Comment 5 Buovjaga 2023-08-10 05:02:15 UTC
(In reply to this.ven from comment #2)
> I'm unsure about this. As this is my master's thesis and it contains some
> personally identifiable information. Is there a way to provide the file only
> to the small group of people working on that issue?

You could try sanitising it: https://wiki.documentfoundation.org/QA/Bugzilla/Sanitizing_Files_Before_Submission

If the sanitised version still exhibits the problem, you could upload it.
Comment 6 this.ven 2023-08-10 10:13:26 UTC
Created attachment 188900 [details]
Problematic DOCX file causing high CPU usage on open, but not after saving it

I sanitized the file according to the link you provided. It is now almost half the size of 1,3 MB as opposed to the original weighing 2,5 MB. The problem persists when opening the file.

However, I observed that the high CPU usage suddenly stopped after saving the changes for sanitization. Hopefully you can still reproduce the behavior. If I freshly open the file again the CPU usage is high again.
Comment 7 Buovjaga 2023-08-10 13:30:56 UTC
Thanks, I reproduce the CPU use which continues for a while after opening the document. There are reports like bug 60418 for "excessive" amounts of comments, but this doc does not have thousands of them.

Arch Linux 64-bit, X11
Version: 7.5.5.2 (X86_64) / LibreOffice Community
Build ID: 50(Build:2)
CPU threads: 8; OS: Linux 6.4; UI render: default; VCL: kf5 (cairo+xcb)
Locale: fi-FI (fi_FI.UTF-8); UI: en-US
7.5.5-1
Calc: CL threaded
Comment 8 Gabor Kelemen (allotropia) 2023-11-20 18:23:56 UTC
Opening this document was pretty tolerable up until 7.3 (~30 sec load+layout), broke first (to ~2 min 20-30sec load+layout) sometime in the 7.4 cycle.

Master is even worse, falls into a layout loop(?) - killed the process after 10 minutes. This started sometime after 7.6, that was still in the 2.5 minute range. A double regression :(.
Comment 9 BogdanB 2023-11-21 19:52:08 UTC
I can not bibisect it.
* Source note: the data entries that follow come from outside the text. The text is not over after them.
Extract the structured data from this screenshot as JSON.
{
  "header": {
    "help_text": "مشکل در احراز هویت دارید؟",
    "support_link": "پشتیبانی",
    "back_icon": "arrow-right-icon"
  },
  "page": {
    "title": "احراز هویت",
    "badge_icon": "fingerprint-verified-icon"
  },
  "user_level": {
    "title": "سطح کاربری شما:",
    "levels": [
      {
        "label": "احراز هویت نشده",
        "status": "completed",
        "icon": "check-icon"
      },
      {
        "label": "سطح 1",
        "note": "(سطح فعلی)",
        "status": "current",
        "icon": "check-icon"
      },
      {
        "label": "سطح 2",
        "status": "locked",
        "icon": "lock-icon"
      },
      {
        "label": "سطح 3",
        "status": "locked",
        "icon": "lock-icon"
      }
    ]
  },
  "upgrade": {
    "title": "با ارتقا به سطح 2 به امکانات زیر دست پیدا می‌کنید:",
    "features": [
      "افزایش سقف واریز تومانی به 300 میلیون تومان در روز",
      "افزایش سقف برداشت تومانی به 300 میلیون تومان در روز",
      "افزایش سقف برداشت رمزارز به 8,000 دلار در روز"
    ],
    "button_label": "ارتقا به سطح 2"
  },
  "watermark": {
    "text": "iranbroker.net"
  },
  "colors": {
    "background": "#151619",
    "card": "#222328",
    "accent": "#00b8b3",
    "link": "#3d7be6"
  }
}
I get a crash.
Comment 10 Buovjaga 2023-11-23 18:40:42 UTC
(In reply to Gabor Kelemen (allotropia) from comment #8)
> Opening this document was pretty tolerable up until 7.3 (~30 sec
> load+layout), broke first (to ~2 min 20-30sec load+layout) sometime in the
> 7.4 cycle.

Bibisected with linux-64-7.4 to 3b0a0e70cb67fc2e1f9999d2e8cbb9cfcd8c670e
Related tdf#66039 DOCX import: fix Z-order of group shapes

I only had to do a couple of git bisect skips due to crashes.

> Master is even worse, falls into a layout loop(?) - killed the process after
> 10 minutes. This started sometime after 7.6, that was still in the 2.5
> minute range. A double regression :(.

I will leave this as an exercise to someone else.